У меня зачесался нос, что было верным предвестником грядущих неприятностей. Нет, в Москве университетов полно, и вовсе не след ждать, что нынешняя экспедиция и некромантов тоже много где учат, и, даже если из моего, это же не значит ничего не значит.
И где они жить станут?
На усадьбе и станут, пожал плечами дядька Берендей, которого подобные вопросы волновали мало. Палатки поставят велено кого нанять в помощь, чтоб там кухарить. Не хотите, девчата?

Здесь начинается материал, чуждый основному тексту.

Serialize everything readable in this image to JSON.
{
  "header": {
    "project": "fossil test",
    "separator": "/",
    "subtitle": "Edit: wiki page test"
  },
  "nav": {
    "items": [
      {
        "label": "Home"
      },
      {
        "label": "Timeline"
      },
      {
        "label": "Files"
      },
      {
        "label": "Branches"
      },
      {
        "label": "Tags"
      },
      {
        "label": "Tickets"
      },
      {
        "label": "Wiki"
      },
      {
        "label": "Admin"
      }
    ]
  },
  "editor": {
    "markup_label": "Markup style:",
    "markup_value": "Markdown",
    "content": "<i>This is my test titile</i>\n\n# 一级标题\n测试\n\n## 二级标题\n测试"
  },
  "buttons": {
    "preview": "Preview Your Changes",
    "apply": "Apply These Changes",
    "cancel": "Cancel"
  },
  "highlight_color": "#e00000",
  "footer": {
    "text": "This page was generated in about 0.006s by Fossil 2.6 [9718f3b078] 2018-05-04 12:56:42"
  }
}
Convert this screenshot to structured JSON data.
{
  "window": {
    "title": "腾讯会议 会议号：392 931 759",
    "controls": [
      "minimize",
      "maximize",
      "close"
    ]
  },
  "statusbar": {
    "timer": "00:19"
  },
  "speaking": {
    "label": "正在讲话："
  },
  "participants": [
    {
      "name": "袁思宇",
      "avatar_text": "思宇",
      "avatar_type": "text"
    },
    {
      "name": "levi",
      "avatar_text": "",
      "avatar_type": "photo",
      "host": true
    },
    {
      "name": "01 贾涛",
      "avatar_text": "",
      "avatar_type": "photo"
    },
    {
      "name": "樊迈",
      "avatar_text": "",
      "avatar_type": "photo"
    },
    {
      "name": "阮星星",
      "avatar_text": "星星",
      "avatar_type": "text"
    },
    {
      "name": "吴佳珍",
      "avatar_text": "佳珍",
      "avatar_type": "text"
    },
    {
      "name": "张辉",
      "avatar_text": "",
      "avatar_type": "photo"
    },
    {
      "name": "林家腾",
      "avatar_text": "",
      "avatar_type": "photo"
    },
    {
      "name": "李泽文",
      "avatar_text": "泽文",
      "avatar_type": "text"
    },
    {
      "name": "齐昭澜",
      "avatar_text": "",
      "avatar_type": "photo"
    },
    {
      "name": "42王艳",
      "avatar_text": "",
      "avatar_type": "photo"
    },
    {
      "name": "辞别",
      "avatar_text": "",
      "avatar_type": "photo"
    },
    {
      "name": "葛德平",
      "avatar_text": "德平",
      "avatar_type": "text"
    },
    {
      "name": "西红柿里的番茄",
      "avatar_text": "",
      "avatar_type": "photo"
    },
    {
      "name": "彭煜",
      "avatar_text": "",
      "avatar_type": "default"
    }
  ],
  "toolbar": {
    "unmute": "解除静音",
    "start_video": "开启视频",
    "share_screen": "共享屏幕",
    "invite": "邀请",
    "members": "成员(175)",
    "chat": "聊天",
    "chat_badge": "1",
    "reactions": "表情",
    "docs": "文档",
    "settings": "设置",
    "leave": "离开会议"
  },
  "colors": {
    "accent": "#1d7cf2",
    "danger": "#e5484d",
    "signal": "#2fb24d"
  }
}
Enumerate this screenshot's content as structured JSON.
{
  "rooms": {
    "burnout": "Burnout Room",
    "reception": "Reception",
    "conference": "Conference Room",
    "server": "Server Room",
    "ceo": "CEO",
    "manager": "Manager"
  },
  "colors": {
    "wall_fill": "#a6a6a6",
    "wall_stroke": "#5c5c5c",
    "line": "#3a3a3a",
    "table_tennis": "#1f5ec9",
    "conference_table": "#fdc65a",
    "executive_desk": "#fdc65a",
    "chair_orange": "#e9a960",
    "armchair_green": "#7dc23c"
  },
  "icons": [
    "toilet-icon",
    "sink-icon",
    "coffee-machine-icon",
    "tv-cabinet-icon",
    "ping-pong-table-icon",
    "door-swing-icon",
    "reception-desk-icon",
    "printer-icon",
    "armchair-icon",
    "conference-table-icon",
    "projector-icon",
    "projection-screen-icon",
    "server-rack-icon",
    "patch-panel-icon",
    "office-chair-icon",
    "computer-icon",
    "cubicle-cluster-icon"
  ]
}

Мы переглянулись и покачали головами.
Нет, работы-то ни у кого не было, но но вот что-то подсказывало, не след нам соваться.
И правильно, дядька Берендей широко зевнул. Передайте этому некроманту, что я к вечеру наведаюсь.
Мы кивнули.
Врать? А смысл
Старая усадьба располагалась на пригорочке, и остатки белесого некогда нарядного каменного строения виднелись издали.
Клад они искать приехали, Васятка шел, то и дело подпрыгивая. А вся эта экспедиция, она чтоб другие не лезли!
Какой клад? Ксюха ступала неспешно, срывая по дороге цветы, из которых плела венок. И вроде бы как случайно срывала, да только ложились узором травяным полынь да бессмертник, которые от дурного глаза защитят. Вплетались незабудки синими стежками, а следом и длинные кисти донника торчали. Он гнулся туго, зато скреплял силу прочих трав щитом незримым.
И верно.
Надо бы и мне, а то мало ли, кто их этих посторонних некромантов знает.
Вестимо, какой! Зачарованный! Васяткины глаза заблестели, и я поняла, что ночью братца придется сторожить, ибо не усидит.
Нет тут кладов, возразила Линка, которая венка плести не стала, но присела, ткнула палец в землю, а после коснулась им лба. Сперва своего, потом моего и Ксюхиного.
Сила Линкина была горячей, острой, что кайенский перец.
Я уж и позабыла.
Крепче стало, Ксюха скривилась. Мамка тебе ничего не говорила?
Пока ничего, Линка и Васятку пометила, отчего тот замер, замолк, рот раскрывши. И только из глаз слезы градом сыпанули. И не спрашивает, и не говорит, но я вот думаю, а смысл бегать-то? Уже набегалась.
Мы кивнули.
И ведь каждая, готова поклясться, тоже о том думала, что набегались. Хорошее слово. Правильное. Как раз для нас всех.
Так что, если не заговорит, сама спрошу оно ведь все одно не сразу пока представит, пока благословение получу.
А разве его нет? Ксюха сплела венок и для Линки, а я коснулась трав, потянулась к ним ласкою, прося защитить от неведомого, и те отозвались привычным теплом.